Subsidizing the consumption of fossil fuels goes against the goal of reducing greenhouse gas emissions. But it remains a political and economic imperative in most countries. And it is not about to end any time soon. Energy consumption will soar as more and more people in the developing world move out of poverty. Renewables alone cannot meet this demand.

Fossil fuel subsidies were a big issue in Canada’s recent election campaign, with the Liberals, New Democrats and Greens all promising to end public support for the oil and gas industry. But the debate here entirely ignored the global context.

Canada is not a major culprit when it comes to subsidizing fossil fuel consumption. The federal carbon tax, which is on track to reach $170 a tonne by 2030, and provincial and federal gas taxes, which account for more than a third of the price at the pump, serve to discourage consumption here.

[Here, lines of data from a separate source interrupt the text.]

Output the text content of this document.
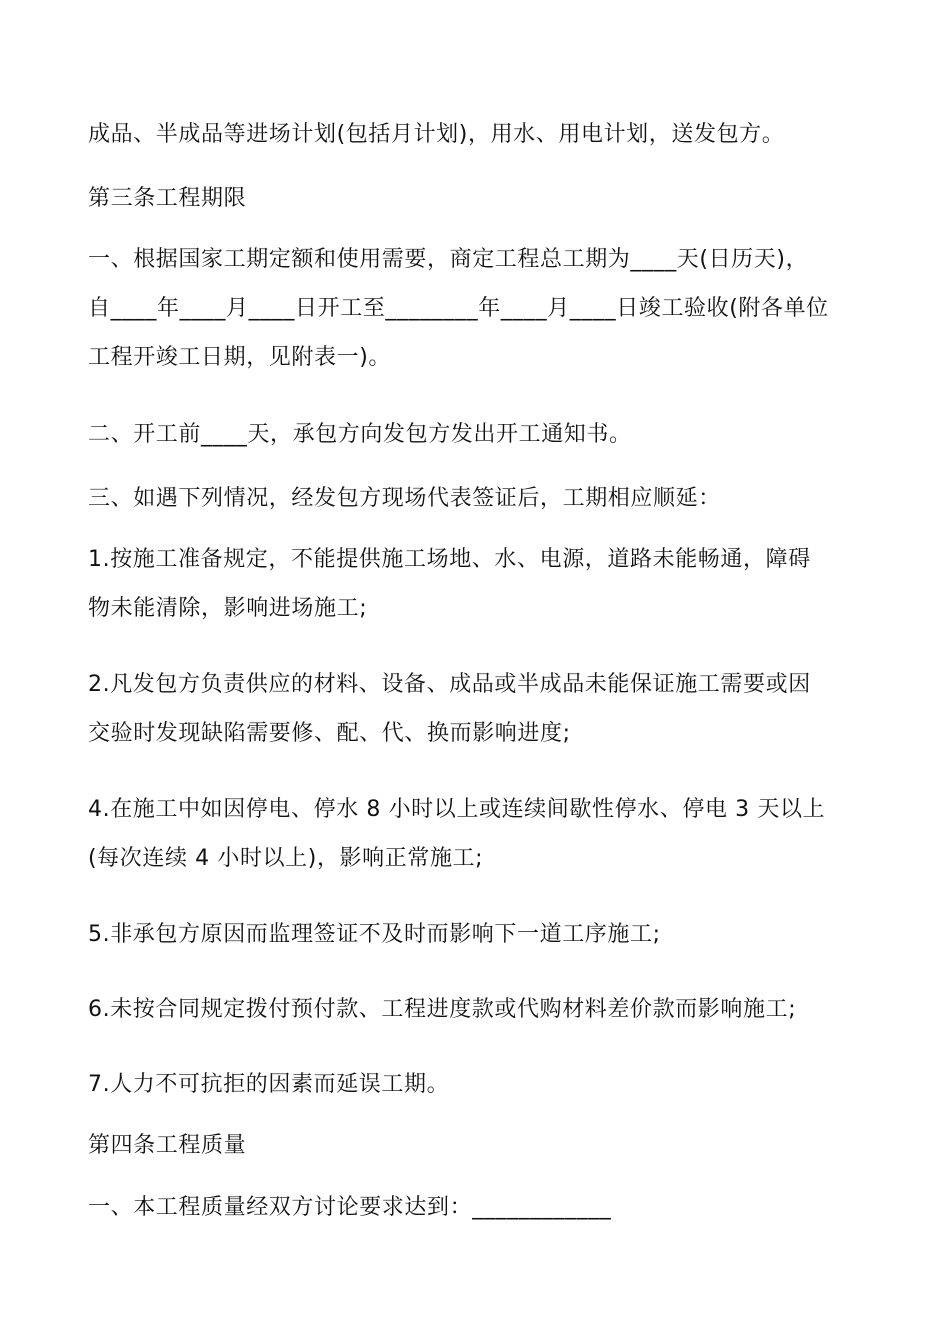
成品、半成品等进场计划(包括月计划)，用水、用电计划，送发包方。
第三条工程期限
一、根据国家工期定额和使用需要，商定工程总工期为____天(日历天)，
自____年____月____日开工至________年____月____日竣工验收(附各单位
工程开竣工日期，见附表一)。
二、开工前____天，承包方向发包方发出开工通知书。
三、如遇下列情况，经发包方现场代表签证后，工期相应顺延：
1.按施工准备规定，不能提供施工场地、水、电源，道路未能畅通，障碍
物未能清除，影响进场施工;
2.凡发包方负责供应的材料、设备、成品或半成品未能保证施工需要或因
交验时发现缺陷需要修、配、代、换而影响进度;
4.在施工中如因停电、停水 8 小时以上或连续间歇性停水、停电 3 天以上
(每次连续 4 小时以上)，影响正常施工;
5.非承包方原因而监理签证不及时而影响下一道工序施工;
6.未按合同规定拨付预付款、工程进度款或代购材料差价款而影响施工;
7.人力不可抗拒的因素而延误工期。
第四条工程质量
一、本工程质量经双方讨论要求达到：____________
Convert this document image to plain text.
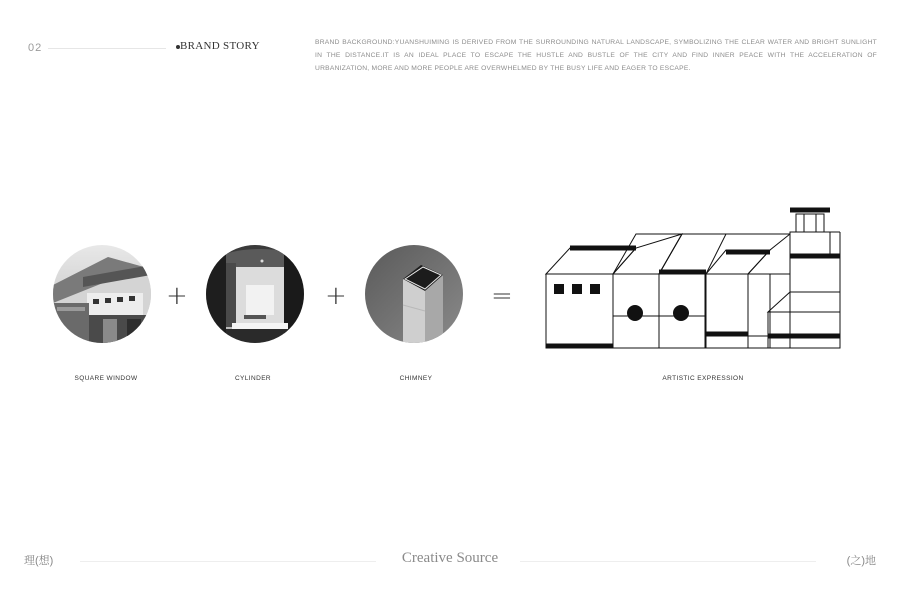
02	BRAND STORY	BRAND BACKGROUND:YUANSHUIMING IS DERIVED FROM THE SURROUNDING NATURAL LANDSCAPE, SYMBOLIZING THE CLEAR WATER AND BRIGHT SUNLIGHT IN THE DISTANCE.IT IS AN IDEAL PLACE TO ESCAPE THE HUSTLE AND BUSTLE OF THE CITY AND FIND INNER PEACE WITH THE ACCELERATION OF URBANIZATION, MORE AND MORE PEOPLE ARE OVERWHELMED BY THE BUSY LIFE AND EAGER TO ESCAPE.
+	+	=
SQUARE WINDOW	CYLINDER	CHIMNEY	ARTISTIC EXPRESSION
理(想)	Creative Source	(之)地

Environmentalists and politicians have hence zeroed in on subsidies available to producers of fossil fuels in Canada.

“Government spending should not go towards lending a significant helping hand to companies intent on driving us toward disaster,” Environmental Defence said in an April report that pegged federal support for the oil and gas industry at $18-billion in 2020.

However, almost three-quarters of the amount, or $13.5-billion, involved loans and insurance provided to oil and gas producers on commercial terms by Export Development Canada, including a $500-million loan to TC Energy’s Coastal GasLink pipeline. Another $1.7-billion is related to a federal program aimed at closing orphaned oil and gas wells. And hundreds of millions more is aimed at promoting cleaner technologies.

It turns out very little federal support involves direct “subsidies” aimed at increasing fossil fuel production. And whatever the sum, it is a pittance compared with the hundreds of billions of dollars state-owned oil companies in Saudi Arabia, Mexico and other countries that have invested to boost production in the past few years.

Even so, Prime Minister Justin Trudeau’s re-elected government has promised to eliminate fossil fuel subsidies here by 2023. It has also vowed to “develop a plan” to phase out financing for the oil and gas sector from Crown corporations such as EDC.

Such promises may sound bold, but they miss the point. Their realization would not make much of a difference in Canada’s overall carbon footprint, much less make a dent in global greenhouse gas emissions.

Worse still, a blanket ban on subsidies for the oil and gas sector could have the perverse effect of causing emissions to rise if it includes cutting incentives to invest in technology aimed at reducing the carbon intensity of oil sands crude. Forcing EDC to cease financing liquefied natural gas projects could similarly hinder global efforts to cut coal consumption, which has been rising because of gas shortages.

Groups such as Environmental Defence do not appear to be interested in such nuances. But these are the kinds of unintended consequences the Liberals must seek to avoid as they move to make good on their campaign promises.

“Global demand for natural gas and oil is growing and will make up over 50 per cent of all energy supply by 2040,” the Canadian Association of Petroleum Producers said in a statement congratulating Mr. Trudeau on his election win. “Every molecule of natural gas and barrel of oil not produced in Canada will be produced by other nations that do not share Canadian environmental or human rights standards.”

It is easy to demonize Canada’s oil and gas industry. But doing so does not necessarily help the planet. In some cases, it may even hurt it.

Editor’s note: The amount of implicit fossil fuel subsidies has been corrected in the online version of this story.